If they are regular Joes like me (I literally read your website, then went and made a cup of coffee before coming back again), you may have a UX issue as well.

The next thought I’m going to lead with is that I may not be the best fit for your team. I say that because if someone on your team cannot de-nerd your home page for me, I’ll be no good to you.

But I am a helluva SEO writer and a brilliant content strategist, if I do say so myself. So, I do have recommendations for you.


Get rid of sentences like these: “Our company provides a wide range of Project Management and Installation Services to meet your business needs.” Found it on your IT Project Management page. You get one or two sentences to drive the point home before your prospect’s eyes start to glaze over. SKIP THE FILLER. NEVER FILLER. Go straight to their problem, the pain it causes them, and how you solve the problem.


Only write about what your customers are searching Google for answers to.
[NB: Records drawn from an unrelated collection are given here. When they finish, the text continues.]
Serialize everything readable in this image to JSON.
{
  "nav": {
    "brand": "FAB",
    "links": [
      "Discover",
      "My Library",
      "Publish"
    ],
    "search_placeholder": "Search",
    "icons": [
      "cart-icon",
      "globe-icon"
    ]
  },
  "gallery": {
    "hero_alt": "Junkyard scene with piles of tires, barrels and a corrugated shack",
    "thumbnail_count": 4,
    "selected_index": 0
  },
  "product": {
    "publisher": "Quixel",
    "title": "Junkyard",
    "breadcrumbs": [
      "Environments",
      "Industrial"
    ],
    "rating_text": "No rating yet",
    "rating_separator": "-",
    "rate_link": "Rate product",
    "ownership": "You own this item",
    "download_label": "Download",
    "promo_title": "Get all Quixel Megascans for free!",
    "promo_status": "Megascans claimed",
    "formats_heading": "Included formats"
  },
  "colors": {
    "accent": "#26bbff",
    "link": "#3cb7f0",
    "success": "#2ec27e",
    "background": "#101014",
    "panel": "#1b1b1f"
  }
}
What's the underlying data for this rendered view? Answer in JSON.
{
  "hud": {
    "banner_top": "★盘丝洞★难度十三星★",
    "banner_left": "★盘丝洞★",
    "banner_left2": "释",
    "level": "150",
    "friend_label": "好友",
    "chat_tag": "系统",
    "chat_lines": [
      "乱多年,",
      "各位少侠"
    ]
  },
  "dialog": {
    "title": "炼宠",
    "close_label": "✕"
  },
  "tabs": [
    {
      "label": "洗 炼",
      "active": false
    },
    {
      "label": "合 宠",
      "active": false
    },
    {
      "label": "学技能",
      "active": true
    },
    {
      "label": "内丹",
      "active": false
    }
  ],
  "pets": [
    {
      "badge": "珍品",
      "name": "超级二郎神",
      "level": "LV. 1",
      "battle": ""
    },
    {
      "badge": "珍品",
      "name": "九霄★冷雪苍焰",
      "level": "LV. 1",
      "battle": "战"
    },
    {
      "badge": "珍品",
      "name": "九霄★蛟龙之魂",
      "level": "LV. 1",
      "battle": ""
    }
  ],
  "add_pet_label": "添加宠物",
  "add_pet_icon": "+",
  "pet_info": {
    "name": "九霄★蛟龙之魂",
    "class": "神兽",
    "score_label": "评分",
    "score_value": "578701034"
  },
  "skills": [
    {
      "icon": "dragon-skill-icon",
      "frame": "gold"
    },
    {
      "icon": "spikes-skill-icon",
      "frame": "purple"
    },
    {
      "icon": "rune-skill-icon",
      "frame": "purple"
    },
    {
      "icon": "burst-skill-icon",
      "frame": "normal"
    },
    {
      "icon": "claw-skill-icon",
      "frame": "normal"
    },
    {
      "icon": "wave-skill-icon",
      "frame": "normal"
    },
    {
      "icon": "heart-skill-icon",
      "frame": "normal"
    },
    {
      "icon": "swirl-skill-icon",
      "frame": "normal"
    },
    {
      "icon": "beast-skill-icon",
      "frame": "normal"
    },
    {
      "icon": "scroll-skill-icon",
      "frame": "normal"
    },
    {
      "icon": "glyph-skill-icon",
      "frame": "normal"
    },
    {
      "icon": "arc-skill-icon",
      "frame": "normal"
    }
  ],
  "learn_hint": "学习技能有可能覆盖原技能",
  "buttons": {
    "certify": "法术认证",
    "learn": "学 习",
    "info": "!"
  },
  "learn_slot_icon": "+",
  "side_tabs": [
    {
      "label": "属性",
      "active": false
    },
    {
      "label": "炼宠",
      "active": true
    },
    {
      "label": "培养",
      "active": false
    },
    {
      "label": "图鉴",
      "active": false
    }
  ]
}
None of your customers are searching the term “Redundant IT Support.” But they are white-knuckling their phones and dashing around the office punching in stuff like:

“What to do when your IT network is down.”

“How do I choose an IT support team?”

And saying stuff like…

“OK Google, how do I repair a broken network fast?”

The words your customers use to conduct Google searches are your KEYWORDS, and keywords are what Google is looking for to connect your solution to their problem.

Use keywords in your blog titles and throughout your blog content at a density of about 2% to 4% (2 to 4 keywords to every 100 words in your blog post).


I see you’re making use of your Facebook page. I have one suggestion: Stop talking just about technology. If you MUST tech-it-up, how about telling people the inner workings that must be in place for the Oscars to go off without a hitch? How about just putting up a cool quote or two that the funniest guy in the office said? What about a 10-second Instagram series called, “What I hate about tech guys”? Just be people like 30% of the time and techxperts the other 60%.

Oh, 10% of the time, you’re going to be asking for the sale.

That should get you started.

I’ve attached my resume for you to review. I can help you. Contact me. -Sorilbran

P.S. – *** If you have the resources, consider updating the look of your website. Go full-width, bold colors, clean design. When it comes to your home page, choose graphics + headlines over paragraphs. Easier to grab people’s attention that way.  I’ve attached a picture of how your current home page looks on my phone. So many words. It’s like a Stevie Wonder song.